Metalloenzyme signatures in authigenic carbonates from the Chukchi Borderlands in the western Arctic Ocean
|Author(s)||Lee Dong-Hun1, Kim Jung-Hyun2, Lee Yung Mi2, Bayon Germain3, Kim Dahae2, Joe Young Jin2, Wang Xudong4, Shin Kyung-Hoon1, Jin Young Keun2|
|Affiliation(s)||1 : Department of Marine Sciences and Convergent Technology, Hanyang University ERICA Campus, Ansan, 15588, Republic of Korea
2 : Korea Polar Research Institute, Incheon, 21990, Republic of Korea
3 : CNRS, Ifremer, Brest University, Geo-Ocean, 29280, Plouzané, France
4 : Shanghai Engineering Research Center of Hadal Science and Technology, College of Marine Sciences, Shanghai Ocean University, Shanghai, 201306, China
|Source||Scientific Reports (2045-2322) (Springer Science and Business Media LLC), 2022-10 , Vol. 12 , N. 1 , P. 16597 (15p.)|
Migration of methane-rich fluids at submarine cold seeps drives intense microbial activity and precipitation of authigenic carbonates.
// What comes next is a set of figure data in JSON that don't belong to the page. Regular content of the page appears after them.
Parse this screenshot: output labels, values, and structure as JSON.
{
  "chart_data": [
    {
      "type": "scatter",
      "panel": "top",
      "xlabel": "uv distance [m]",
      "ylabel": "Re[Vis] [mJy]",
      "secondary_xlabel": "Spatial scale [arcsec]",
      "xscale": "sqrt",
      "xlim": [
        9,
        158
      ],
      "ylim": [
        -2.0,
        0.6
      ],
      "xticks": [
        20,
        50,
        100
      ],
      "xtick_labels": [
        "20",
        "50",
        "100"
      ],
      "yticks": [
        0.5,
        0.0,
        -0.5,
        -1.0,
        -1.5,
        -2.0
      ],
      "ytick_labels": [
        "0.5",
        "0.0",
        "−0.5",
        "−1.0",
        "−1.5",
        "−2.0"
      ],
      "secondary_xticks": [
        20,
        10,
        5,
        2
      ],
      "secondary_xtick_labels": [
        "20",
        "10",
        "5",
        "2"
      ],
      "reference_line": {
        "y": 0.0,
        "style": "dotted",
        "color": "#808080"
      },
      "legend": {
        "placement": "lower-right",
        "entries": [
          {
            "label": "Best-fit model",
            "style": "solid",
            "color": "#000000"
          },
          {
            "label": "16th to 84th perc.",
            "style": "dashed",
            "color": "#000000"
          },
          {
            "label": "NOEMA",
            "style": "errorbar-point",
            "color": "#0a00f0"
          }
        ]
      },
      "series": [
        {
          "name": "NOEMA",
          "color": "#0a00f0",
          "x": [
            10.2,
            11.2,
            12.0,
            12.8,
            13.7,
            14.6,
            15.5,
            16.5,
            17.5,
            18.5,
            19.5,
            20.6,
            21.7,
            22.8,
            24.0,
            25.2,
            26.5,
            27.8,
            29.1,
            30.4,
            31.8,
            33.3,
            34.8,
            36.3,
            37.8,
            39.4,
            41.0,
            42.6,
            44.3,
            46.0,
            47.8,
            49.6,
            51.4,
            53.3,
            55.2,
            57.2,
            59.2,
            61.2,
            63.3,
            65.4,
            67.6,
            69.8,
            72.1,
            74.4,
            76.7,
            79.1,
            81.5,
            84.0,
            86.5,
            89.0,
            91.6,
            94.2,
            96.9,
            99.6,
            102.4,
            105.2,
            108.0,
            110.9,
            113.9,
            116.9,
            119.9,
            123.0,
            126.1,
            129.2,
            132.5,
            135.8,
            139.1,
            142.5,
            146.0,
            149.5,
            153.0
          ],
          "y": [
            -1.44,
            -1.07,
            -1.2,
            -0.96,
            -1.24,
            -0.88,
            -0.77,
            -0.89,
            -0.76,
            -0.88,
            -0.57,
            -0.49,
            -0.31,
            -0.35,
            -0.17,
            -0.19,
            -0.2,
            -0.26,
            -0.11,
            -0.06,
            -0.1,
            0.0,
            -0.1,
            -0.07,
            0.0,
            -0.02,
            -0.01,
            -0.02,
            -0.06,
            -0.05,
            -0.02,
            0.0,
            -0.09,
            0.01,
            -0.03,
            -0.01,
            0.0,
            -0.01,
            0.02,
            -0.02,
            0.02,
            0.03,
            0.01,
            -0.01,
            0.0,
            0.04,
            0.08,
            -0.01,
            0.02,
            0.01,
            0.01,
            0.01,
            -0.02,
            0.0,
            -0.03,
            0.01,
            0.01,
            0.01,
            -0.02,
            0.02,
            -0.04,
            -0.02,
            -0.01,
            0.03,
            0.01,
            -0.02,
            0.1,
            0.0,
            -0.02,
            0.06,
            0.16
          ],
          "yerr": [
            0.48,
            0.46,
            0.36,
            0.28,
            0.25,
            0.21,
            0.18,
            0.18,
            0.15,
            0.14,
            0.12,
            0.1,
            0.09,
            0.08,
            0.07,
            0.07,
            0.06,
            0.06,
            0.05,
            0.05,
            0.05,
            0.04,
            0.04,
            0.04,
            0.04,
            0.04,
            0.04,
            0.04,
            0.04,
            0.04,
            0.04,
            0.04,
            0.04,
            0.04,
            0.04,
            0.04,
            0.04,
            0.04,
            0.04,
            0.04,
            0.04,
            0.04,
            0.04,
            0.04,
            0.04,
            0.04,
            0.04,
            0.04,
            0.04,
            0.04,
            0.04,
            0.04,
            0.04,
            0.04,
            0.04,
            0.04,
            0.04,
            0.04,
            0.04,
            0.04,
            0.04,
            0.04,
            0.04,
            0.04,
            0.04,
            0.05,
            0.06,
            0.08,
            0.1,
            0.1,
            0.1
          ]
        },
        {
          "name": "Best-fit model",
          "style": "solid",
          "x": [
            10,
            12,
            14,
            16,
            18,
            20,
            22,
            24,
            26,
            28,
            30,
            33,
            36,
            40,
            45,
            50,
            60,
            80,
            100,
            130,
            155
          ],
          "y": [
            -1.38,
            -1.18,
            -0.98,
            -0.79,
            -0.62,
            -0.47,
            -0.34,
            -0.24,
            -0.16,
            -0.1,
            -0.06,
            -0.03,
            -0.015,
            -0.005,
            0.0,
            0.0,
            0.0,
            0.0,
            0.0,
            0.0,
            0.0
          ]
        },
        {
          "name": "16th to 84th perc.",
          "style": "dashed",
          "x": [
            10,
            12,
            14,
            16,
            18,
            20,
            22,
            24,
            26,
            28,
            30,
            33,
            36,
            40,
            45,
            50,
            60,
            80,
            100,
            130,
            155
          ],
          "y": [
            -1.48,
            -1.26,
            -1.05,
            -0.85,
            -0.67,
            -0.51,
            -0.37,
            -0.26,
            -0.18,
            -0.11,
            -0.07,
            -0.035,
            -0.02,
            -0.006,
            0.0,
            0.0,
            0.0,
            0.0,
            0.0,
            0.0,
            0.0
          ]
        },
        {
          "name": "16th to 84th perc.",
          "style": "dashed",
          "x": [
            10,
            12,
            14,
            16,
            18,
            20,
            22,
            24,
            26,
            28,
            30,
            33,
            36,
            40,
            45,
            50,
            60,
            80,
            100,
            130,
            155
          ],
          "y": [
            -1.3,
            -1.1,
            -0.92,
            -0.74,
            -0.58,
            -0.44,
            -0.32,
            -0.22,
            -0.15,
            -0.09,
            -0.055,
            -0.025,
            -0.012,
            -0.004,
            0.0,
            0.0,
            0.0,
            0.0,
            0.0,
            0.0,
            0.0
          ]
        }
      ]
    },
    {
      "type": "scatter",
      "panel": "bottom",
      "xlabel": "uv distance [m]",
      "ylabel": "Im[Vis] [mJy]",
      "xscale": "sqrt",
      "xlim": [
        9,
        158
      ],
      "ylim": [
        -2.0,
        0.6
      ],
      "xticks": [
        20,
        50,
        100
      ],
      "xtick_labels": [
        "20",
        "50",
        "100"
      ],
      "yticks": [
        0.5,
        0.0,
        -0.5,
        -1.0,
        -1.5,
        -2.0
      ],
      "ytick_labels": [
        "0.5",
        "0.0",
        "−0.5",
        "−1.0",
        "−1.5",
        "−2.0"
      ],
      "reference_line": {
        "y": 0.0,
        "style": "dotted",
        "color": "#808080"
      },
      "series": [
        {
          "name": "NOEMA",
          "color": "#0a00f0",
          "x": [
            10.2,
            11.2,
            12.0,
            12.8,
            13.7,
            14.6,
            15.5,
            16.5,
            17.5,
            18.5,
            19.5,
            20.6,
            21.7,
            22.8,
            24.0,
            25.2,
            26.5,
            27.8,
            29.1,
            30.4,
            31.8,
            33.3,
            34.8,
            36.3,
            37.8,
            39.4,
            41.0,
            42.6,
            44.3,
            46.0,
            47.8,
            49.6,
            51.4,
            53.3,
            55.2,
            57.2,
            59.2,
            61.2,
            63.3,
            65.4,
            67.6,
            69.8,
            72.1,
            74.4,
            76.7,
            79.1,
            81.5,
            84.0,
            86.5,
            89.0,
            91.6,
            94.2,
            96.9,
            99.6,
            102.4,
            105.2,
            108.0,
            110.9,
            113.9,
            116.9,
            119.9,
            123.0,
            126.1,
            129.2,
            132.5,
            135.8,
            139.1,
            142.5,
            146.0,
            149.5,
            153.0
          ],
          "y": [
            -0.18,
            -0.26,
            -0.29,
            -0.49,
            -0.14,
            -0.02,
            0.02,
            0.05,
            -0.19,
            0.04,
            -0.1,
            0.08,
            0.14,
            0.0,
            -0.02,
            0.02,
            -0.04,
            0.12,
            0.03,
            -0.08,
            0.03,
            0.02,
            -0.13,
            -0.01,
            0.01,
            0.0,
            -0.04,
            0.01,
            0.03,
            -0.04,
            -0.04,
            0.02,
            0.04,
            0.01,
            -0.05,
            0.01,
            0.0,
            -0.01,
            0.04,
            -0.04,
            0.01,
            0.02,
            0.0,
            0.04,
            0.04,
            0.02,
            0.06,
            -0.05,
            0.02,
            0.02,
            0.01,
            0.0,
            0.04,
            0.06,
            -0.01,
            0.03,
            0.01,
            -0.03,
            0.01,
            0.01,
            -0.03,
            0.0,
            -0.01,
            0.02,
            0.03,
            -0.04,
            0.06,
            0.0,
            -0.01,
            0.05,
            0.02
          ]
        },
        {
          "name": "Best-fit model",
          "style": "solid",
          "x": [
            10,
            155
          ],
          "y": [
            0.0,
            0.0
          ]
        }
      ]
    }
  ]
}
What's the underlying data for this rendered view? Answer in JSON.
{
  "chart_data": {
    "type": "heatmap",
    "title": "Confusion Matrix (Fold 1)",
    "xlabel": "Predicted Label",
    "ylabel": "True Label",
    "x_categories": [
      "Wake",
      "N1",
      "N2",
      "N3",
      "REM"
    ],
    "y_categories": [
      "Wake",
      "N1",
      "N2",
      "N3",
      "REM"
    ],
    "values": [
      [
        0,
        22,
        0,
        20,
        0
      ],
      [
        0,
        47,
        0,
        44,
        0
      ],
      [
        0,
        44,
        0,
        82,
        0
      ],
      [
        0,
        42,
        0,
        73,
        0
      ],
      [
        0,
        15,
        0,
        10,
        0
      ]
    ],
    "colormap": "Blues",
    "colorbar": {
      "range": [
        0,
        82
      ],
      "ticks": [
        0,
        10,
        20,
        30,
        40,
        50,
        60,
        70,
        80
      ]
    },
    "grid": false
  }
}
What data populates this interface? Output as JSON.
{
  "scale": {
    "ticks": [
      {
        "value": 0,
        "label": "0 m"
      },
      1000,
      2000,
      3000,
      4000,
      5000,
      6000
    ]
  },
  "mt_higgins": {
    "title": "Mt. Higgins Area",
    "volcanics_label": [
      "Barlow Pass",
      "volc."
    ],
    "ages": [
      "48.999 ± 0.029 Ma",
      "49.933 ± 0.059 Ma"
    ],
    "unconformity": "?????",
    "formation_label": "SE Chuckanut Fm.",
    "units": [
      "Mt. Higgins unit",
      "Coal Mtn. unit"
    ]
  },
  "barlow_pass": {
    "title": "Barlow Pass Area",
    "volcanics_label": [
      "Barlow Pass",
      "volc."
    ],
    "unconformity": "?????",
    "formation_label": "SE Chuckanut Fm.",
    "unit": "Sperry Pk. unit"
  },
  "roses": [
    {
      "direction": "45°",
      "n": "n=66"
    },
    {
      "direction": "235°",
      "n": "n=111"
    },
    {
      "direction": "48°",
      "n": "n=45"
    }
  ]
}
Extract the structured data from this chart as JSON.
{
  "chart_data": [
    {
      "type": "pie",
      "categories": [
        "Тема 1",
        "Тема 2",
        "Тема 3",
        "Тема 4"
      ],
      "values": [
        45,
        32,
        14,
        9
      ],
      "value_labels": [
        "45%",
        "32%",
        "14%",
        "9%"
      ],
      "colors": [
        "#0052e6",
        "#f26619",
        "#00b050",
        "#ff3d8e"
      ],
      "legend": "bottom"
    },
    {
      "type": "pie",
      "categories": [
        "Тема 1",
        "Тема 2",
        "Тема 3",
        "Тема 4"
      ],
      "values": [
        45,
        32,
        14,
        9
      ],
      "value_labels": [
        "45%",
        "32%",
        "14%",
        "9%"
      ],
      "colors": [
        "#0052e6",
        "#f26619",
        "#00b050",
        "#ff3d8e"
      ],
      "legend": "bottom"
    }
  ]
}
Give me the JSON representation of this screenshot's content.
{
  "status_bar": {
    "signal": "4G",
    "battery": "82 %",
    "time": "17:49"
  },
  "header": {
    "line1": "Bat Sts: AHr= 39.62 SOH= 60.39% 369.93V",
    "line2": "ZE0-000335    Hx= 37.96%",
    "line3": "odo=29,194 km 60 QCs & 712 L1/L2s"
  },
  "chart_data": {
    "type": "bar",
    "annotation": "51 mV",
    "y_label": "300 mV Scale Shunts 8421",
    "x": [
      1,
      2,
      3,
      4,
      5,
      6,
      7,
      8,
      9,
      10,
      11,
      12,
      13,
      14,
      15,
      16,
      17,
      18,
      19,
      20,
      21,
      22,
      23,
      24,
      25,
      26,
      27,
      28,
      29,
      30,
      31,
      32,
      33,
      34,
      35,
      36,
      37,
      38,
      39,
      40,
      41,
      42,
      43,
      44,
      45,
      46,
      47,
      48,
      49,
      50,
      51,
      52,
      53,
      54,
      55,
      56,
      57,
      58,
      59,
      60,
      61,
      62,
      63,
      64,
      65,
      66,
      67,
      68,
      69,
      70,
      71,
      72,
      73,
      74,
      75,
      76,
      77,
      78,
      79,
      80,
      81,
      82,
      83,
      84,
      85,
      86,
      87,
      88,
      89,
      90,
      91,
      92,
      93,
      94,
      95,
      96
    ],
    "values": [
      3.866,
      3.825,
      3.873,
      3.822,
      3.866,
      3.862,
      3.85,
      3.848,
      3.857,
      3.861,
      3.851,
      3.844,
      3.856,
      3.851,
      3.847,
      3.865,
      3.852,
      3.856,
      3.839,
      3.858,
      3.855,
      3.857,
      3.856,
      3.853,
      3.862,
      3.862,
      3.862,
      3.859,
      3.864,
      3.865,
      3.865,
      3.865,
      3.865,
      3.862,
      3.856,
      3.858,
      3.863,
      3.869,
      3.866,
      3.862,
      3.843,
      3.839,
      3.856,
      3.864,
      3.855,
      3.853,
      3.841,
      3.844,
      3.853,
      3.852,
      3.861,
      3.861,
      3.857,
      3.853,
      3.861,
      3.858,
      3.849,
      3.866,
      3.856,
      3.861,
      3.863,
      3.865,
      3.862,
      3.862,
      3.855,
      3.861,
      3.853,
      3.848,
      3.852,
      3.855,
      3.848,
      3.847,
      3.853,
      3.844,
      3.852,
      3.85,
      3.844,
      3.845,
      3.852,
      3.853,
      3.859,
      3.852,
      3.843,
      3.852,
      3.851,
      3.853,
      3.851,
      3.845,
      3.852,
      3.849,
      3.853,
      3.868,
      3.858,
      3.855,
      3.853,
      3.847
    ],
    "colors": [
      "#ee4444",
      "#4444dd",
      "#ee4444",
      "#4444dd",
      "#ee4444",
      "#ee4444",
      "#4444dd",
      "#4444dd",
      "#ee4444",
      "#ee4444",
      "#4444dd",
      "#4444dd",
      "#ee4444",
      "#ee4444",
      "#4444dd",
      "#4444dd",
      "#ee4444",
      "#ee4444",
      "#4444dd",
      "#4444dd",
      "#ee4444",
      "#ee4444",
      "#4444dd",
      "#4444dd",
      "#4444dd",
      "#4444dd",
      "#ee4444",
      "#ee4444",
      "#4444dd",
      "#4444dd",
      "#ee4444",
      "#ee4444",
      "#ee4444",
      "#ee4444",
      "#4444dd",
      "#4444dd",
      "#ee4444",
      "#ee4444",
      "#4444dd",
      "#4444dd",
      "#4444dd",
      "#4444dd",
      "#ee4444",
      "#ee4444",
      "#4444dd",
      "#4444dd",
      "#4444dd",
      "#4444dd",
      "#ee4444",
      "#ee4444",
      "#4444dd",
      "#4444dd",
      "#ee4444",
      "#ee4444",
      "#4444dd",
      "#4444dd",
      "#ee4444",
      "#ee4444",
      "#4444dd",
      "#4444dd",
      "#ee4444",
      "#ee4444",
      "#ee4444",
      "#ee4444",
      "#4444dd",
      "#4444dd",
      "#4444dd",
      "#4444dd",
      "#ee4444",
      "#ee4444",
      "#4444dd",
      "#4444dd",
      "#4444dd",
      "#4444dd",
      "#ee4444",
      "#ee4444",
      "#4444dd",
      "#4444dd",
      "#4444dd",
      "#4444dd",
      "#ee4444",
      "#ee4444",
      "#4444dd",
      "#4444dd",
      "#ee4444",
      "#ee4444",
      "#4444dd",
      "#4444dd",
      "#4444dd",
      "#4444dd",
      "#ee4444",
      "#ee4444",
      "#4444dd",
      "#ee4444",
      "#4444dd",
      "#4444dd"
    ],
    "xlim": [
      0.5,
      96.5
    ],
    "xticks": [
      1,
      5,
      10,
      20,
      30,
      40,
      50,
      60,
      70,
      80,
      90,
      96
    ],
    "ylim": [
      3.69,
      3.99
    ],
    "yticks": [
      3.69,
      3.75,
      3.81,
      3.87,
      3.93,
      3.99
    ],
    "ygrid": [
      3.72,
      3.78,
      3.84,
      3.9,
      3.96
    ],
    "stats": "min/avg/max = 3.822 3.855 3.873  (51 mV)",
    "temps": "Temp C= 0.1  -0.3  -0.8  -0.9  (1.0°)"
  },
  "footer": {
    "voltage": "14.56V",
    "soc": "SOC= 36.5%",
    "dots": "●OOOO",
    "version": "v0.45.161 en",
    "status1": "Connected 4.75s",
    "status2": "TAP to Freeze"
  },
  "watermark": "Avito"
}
In this study, we analyzed microbially derived authigenic carbonate samples recently recovered from active gas hydrate mounds on the southwestern slope of the Chukchi Borderlands (CB), western Arctic Ocean. Our main aim was to characterize the distribution patterns of trace elements in carbonate-hosted lipid fractions to assess metalloenzyme requirements of microbes involved in anaerobic oxidation of methane (AOM). We measured stable isotopes, trace elements, lipid biomarkers, and genomic DNA, and results indicate the dominance of AOM-related lipid biomarkers in studied carbonate samples, as well as a predominant occurrence of the anaerobic methanotrophic archaea (ANME)-1. We also report evidence for significant preferential enrichments of various trace elements (Li, Ni, Co, Cu, Zn, and Mo) in the total lipid fractions of CB carbonates, relative to elemental compositions determined for corresponding carbonate fractions, which differ from those previously reported for other seep sites. We hypothesize that trace element enrichments in carbonate-hosted lipid fractions could vary depending on the type of AOM microbial assemblage. Additional work is required to further investigate the mechanisms of lipid-bound trace elements in cold seep carbonates as potential metalloenzymes in AOM.